Cédulas hipotecarias: ¿Dónde hay que acudir para venderlas?

Ahorradores que contrataron cédulas hipotecarias y acudieron a su entidad financiera porque necesitaban liquidez se encontraron con que era imposible porque, según la entidad, “no hemos encontrado ningún comprador para dichas cédulas”. ¿Qué se puede hacer?

Las cédulas son valores de renta fija garantizados por la cartera de préstamos hipotecarios de la entidad emisora. La ley indica que el volumen de cédulas emitido no puede superar el 90% de los capitales no amortizados de todos los créditos hipotecarios de la entidad aptos para servir de cobertura.

Existen además cédulas hipotecarias de riesgo más alto emitidas por bancos americanos y garantizadas por hipotecas de alto riesgo, también llamadas «subprime». Precisamente su elevado riesgo y la titulización de estas hipotecas a través de diversos instrumentos que luego se distribuyeron por el mercado internacional, está en el origen de la crisis financiera.

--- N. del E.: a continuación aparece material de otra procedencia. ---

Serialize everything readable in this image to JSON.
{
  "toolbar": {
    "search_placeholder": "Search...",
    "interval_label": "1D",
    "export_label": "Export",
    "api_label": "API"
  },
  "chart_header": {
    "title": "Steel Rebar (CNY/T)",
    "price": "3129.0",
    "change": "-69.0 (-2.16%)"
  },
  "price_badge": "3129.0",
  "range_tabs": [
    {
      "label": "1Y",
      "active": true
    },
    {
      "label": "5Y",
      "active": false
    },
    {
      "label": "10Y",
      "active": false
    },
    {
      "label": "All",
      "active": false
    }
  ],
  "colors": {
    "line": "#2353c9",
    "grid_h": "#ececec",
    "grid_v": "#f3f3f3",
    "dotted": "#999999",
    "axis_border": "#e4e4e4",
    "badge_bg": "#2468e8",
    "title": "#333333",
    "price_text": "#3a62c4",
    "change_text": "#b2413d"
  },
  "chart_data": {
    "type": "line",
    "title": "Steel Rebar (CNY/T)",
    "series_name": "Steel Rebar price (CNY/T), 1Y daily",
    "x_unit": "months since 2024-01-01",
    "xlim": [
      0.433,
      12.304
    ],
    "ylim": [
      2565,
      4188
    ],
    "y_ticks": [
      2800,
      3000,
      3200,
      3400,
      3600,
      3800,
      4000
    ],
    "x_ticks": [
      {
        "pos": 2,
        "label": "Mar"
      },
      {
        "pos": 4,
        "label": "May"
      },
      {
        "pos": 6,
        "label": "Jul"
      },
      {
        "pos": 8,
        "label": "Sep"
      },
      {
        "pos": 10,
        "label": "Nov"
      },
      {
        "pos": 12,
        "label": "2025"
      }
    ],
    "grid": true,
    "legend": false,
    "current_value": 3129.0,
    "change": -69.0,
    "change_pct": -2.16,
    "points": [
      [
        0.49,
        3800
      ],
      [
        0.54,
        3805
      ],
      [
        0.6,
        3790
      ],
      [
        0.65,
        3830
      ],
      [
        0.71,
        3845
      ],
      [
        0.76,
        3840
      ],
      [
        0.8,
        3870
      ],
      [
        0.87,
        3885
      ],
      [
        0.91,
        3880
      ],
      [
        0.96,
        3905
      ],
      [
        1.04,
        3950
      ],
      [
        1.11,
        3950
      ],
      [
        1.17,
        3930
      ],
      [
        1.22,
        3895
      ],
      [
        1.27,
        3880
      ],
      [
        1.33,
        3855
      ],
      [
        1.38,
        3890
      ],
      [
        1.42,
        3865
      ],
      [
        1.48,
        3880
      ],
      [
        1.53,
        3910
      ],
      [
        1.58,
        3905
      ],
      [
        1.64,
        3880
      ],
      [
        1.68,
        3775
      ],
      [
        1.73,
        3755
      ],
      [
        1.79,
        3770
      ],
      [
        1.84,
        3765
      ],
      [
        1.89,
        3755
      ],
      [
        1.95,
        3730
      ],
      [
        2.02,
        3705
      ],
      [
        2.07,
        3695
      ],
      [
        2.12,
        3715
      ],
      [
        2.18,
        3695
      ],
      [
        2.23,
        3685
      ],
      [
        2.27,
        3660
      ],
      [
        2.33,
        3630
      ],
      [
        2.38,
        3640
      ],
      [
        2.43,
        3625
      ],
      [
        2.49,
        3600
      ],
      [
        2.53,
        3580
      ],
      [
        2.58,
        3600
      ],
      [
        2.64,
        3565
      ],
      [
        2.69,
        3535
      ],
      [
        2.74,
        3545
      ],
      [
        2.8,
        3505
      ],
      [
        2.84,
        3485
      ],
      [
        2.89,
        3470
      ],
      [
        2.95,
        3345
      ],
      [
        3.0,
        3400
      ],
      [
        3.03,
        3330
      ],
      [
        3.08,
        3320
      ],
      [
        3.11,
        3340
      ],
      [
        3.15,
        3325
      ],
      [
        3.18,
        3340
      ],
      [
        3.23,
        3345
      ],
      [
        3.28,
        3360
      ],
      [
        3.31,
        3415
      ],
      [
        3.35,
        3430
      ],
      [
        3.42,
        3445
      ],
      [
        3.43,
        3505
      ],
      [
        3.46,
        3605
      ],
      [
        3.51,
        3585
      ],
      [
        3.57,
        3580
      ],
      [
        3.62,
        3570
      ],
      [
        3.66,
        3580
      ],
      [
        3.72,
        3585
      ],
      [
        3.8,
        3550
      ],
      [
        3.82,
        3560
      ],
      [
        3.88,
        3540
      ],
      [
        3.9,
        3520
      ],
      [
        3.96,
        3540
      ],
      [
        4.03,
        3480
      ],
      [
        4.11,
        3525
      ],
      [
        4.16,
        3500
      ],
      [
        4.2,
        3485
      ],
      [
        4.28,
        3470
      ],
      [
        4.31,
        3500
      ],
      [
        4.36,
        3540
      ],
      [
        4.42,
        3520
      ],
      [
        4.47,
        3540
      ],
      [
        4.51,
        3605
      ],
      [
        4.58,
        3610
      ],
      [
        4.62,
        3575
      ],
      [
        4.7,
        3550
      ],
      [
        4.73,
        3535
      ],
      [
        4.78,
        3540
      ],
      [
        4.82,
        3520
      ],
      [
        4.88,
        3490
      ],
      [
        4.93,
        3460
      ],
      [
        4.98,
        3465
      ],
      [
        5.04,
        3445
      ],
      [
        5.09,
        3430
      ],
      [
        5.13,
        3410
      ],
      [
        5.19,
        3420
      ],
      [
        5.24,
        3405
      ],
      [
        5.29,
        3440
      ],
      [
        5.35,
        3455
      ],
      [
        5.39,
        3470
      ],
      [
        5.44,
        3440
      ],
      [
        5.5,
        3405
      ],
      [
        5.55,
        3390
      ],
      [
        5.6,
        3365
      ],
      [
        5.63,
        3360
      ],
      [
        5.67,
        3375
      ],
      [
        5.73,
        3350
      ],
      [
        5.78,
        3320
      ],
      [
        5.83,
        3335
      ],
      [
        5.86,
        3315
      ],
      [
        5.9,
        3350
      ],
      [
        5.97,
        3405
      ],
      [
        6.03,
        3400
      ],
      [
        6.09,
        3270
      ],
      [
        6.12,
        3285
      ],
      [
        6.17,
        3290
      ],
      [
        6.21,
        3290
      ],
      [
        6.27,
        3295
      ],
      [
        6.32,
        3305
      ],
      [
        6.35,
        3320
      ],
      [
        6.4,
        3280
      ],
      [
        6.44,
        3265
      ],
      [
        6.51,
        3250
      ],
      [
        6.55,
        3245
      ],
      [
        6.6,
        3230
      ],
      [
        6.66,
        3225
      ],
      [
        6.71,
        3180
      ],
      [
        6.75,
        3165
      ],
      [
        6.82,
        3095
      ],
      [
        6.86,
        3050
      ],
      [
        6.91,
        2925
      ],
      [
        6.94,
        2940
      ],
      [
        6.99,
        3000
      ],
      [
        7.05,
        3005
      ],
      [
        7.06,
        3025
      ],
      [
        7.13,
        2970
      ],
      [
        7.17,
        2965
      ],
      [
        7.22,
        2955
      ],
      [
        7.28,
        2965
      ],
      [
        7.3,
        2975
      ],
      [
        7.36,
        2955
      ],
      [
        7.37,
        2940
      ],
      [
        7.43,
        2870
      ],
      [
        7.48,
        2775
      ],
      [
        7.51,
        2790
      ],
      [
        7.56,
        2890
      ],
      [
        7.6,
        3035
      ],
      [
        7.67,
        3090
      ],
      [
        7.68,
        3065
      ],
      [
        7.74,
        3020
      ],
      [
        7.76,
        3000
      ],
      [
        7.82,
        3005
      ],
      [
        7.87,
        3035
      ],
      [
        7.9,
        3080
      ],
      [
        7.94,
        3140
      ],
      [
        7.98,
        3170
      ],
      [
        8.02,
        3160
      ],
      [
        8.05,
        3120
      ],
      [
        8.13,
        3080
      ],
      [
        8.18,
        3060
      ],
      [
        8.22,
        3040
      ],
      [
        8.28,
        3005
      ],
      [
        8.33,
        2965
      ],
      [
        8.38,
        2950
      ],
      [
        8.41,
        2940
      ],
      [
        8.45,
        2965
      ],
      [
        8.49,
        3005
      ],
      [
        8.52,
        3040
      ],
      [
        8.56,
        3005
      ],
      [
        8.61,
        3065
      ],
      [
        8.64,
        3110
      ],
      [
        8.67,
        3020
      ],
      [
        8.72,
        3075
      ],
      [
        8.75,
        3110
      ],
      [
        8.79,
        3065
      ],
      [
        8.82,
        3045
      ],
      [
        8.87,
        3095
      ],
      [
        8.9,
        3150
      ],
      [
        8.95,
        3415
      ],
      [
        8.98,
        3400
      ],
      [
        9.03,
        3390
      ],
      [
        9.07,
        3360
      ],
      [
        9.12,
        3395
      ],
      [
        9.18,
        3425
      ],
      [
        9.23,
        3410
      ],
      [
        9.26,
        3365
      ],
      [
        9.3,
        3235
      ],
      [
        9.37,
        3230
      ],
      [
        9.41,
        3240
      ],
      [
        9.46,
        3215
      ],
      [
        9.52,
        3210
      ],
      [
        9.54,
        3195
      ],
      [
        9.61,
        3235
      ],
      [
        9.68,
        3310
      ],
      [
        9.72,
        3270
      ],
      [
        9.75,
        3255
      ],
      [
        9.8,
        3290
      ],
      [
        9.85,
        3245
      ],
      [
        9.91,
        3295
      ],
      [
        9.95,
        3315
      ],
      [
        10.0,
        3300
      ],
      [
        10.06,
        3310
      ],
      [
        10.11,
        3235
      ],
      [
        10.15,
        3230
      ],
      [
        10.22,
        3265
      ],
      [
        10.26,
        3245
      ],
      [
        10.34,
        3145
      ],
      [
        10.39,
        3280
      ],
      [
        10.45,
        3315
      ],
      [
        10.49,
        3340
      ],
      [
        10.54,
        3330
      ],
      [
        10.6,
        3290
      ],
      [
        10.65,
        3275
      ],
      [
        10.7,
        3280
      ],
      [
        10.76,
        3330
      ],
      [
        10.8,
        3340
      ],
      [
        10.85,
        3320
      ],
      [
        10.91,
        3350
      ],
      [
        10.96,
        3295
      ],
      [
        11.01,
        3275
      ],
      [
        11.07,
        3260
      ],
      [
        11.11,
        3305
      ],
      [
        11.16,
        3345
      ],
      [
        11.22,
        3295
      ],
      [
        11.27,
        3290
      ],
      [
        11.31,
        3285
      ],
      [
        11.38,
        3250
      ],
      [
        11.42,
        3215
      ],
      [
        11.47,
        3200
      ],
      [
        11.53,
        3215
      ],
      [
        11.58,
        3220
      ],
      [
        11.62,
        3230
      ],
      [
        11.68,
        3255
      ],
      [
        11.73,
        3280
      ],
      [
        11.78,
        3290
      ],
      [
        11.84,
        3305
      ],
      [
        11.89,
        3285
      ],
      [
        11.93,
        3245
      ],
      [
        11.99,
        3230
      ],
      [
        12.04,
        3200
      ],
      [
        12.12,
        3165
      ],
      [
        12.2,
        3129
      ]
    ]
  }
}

Tal y como indica la Comisión Nacional del Mercado de Valores, «las entidades emisoras suelen dar liquidez a estos valores, es decir, dan contrapartida de compra o venta a los inversores, siempre que el volumen de valores que tengan en su cartera no supere el límite legal del 5 por ciento del volumen emitido».

Sin embargo, como cualquier otro activo de renta fija, para conseguir vender una cédula hipotecaria, debe acudir al Mercado de Renta Fija-AIAF, donde debe conseguir una contrapartida para colocar este producto. Es decir, deberá encontrar un comprador que esté dispuesto a hacerse con esas cédulas.

Incluso en este caso, no está garantizado que el precio que le ofrezcan sea, al menos, el mismo que usted pagó en su momento al adentrarse en esta inversión. Ésa es la única opción que tiene para poder colocar este producto y, así, conseguir la liquidez deseada.